For the GP, the no-fault divorce clause represents a meaningful governance concession. Some GPs resist the provision entirely, particularly established firms with strong track records. Others accept it but negotiate protective features: higher vote thresholds (80% or above), mandatory cooling-off periods before the vote is finalized, restrictions on who can serve as successor GP, and protections for the removed GP’s carry on investments already made. The GP commitment adds another dimension. If the GP has significant personal capital in the fund, the terms should address whether that commitment converts to a passive LP interest or is treated differently after removal.
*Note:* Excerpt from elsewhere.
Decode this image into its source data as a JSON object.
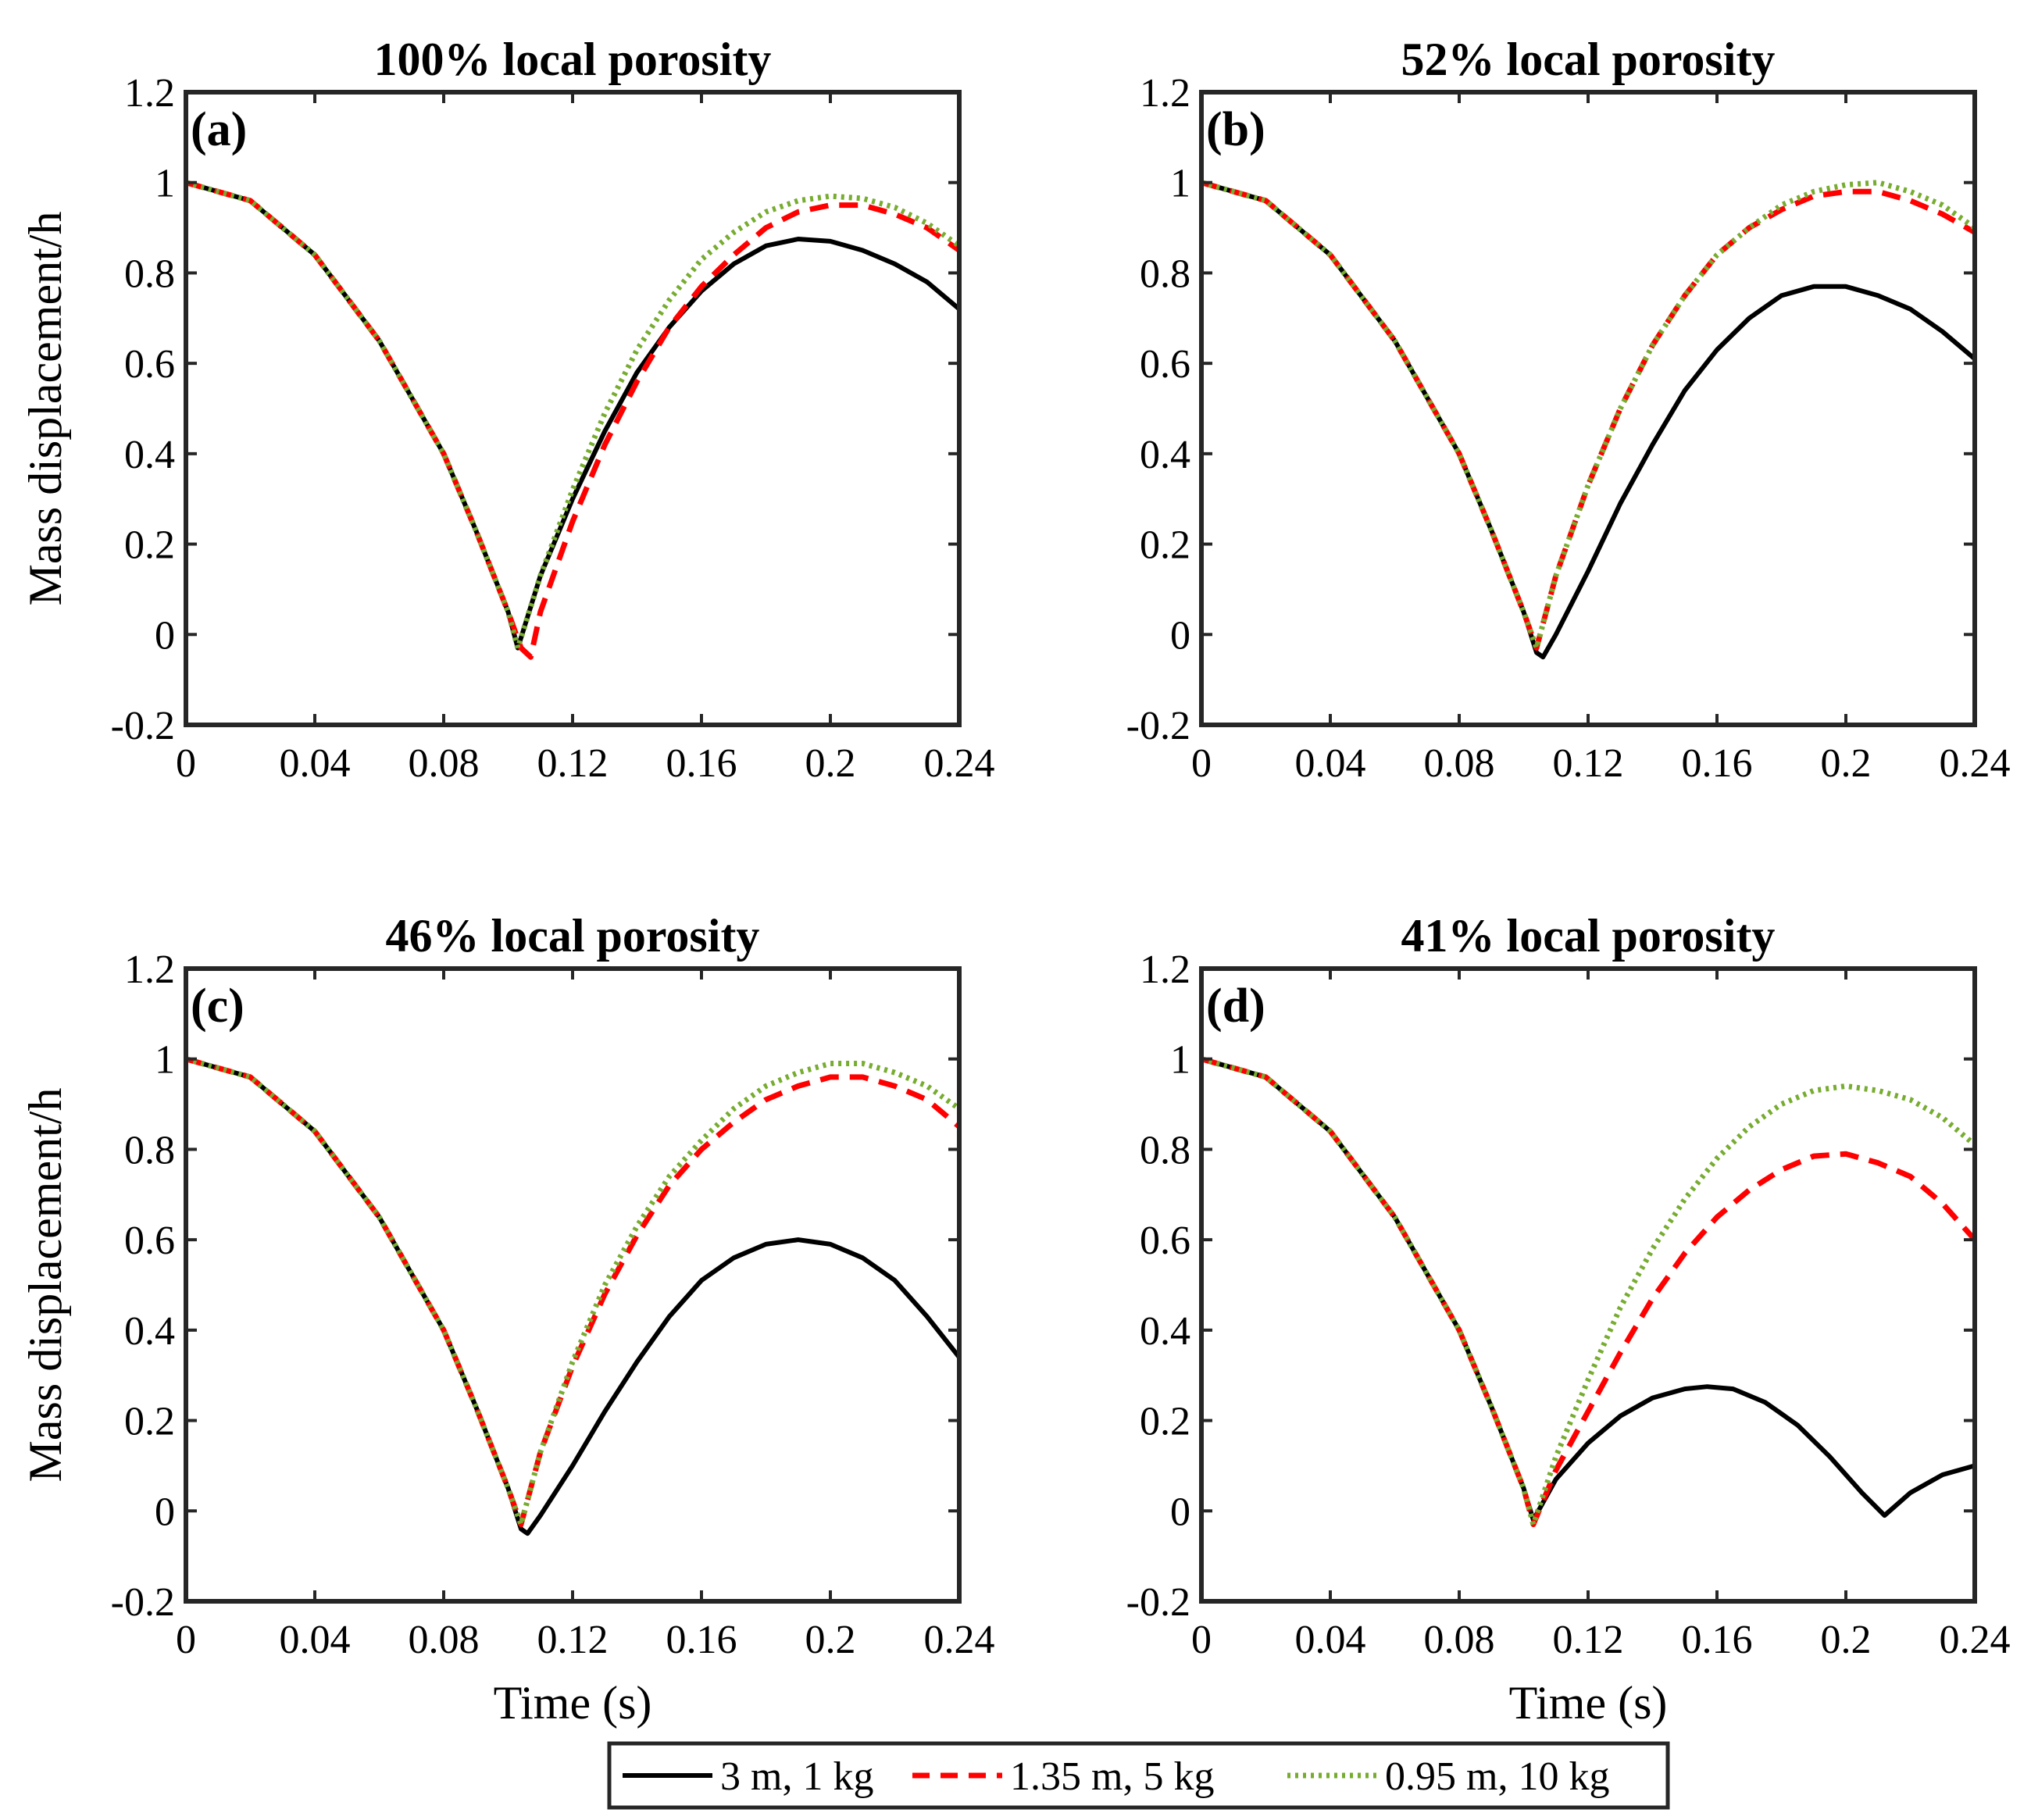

From the LP perspective, the no-fault divorce is a governance right that they hope never to use. The real value is in the behavioral incentive it creates. A GP who knows that 75% of LPs can vote them out has a structural reason to maintain open communication, address LP concerns proactively, and avoid the kind of unilateral decision-making that erodes trust. For emerging managers raising capital, offering a reasonable no-fault divorce provision (75% threshold, ILPA-aligned) signals confidence and alignment. Resisting the provision, or insisting on a 90% threshold that effectively requires unanimity, sends the opposite signal and creates friction during due diligence.

FAQ

Frequently Asked Questions

What vote threshold is required for a no-fault divorce?

Most LPAs require a supermajority vote, typically 75% to 80% of limited partner interests by commitment amount. Some funds set higher thresholds (up to 90%) or add procedural requirements like a mandatory discussion period before the vote. The ILPA recommends a threshold no higher than 75%, arguing that higher thresholds effectively make the provision unusable.

What happens to the GP's economics after a no-fault divorce?

This is heavily negotiated. In most structures, the GP retains carried interest on investments made prior to the removal date. Some LPAs reduce the carry rate (e.g., from 20% to 10%) as a compromise. The management fee typically terminates or steps down to a reduced rate sufficient to cover wind-down costs. The successor GP's compensation is a separate negotiation between the LPs and the new manager.

How common are no-fault divorce clauses in practice?

No-fault divorce provisions are standard in institutional-quality fund documents and have been an ILPA best practice recommendation since 2009. Actual exercise of the clause is extremely rare. The provision functions primarily as a deterrent and a governance backstop. Most GP-LP disputes are resolved through negotiation long before a formal vote is called.